The small city of Hildale, Utah, is just across the state line from Colorado City, Arizona, and together, the two towns make up the community called Short Creek.
Short Creek is most known for being the home of the Fundamentalist Church of Jesus Christ of Latter-Day Saints (FLDS) — an extremely strict and insular church that believes in the practice of plural marriage, or polygamy. In recent years, many followers have left or been kicked out of the church, which drastically impacts life in the community.
The FLDS church has dominated the politics of Short Creek since its inception, until now. In Hildale’s first municipal election since the twin cities of Hildale and Colorado City were found guilty of religious discrimination in a lawsuit by the Justice Department last year, three city council seats and the mayoral seat were up for election.

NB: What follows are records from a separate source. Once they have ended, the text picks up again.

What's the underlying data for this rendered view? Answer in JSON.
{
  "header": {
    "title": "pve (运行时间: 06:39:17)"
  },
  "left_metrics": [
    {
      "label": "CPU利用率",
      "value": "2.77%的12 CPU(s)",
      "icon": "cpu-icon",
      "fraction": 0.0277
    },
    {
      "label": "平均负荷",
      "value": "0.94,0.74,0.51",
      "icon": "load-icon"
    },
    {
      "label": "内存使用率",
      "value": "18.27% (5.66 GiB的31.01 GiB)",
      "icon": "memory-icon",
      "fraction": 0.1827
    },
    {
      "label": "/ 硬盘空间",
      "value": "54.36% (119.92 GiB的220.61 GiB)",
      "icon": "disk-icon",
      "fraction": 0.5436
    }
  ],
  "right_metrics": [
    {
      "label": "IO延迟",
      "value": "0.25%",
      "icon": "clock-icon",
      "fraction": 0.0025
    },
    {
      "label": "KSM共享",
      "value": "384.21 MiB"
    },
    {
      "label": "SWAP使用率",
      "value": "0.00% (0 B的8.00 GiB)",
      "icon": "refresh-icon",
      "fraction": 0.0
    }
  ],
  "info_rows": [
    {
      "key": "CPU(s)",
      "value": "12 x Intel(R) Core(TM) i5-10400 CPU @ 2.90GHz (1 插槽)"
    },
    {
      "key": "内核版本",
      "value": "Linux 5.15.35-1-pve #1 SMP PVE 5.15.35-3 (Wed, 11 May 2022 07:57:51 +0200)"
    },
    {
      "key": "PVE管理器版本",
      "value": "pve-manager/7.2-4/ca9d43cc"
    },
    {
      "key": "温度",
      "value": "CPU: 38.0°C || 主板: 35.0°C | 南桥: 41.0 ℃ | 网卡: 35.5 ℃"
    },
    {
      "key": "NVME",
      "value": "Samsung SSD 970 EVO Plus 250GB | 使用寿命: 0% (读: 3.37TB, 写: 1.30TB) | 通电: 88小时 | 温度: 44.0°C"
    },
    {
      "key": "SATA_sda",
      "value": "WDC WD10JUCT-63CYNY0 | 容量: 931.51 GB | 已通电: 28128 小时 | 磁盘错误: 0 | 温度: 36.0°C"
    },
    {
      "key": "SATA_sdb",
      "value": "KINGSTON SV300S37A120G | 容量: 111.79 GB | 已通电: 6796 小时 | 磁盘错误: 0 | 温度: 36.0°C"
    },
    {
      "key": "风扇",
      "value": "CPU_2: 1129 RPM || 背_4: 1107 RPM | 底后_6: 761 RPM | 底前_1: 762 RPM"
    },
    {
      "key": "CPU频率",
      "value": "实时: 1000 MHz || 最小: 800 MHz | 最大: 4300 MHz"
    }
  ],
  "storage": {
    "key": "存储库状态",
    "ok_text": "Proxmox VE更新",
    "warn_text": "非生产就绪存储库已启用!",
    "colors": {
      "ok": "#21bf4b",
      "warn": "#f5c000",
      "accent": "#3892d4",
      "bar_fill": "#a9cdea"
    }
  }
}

Twenty-four hours before the polls closed, mayoral candidate Donia Jessop was busy making burgers, wraps and salads, while her husband Joe worked the drive-thru at their new fast food restaurant and convenience store, The Hub.
Jessop’s mayoral campaign was historic. Not only is she a woman, but she is also an ex-church member, or in FLDS terminology, an apostate.
According to church doctrine, leaving the faith means losing your salvation. It also means being shunned by your family and your community.
Despite all of that, Jessop, and a lot of others who left the church, either stayed or moved back to town. Many of those people are now working to change the community from within.
“For the world to see that we are truly making a change in Hildale, and that Hildale is not the same place it used to be — to have a woman as mayor is a big statement,” Jessop said.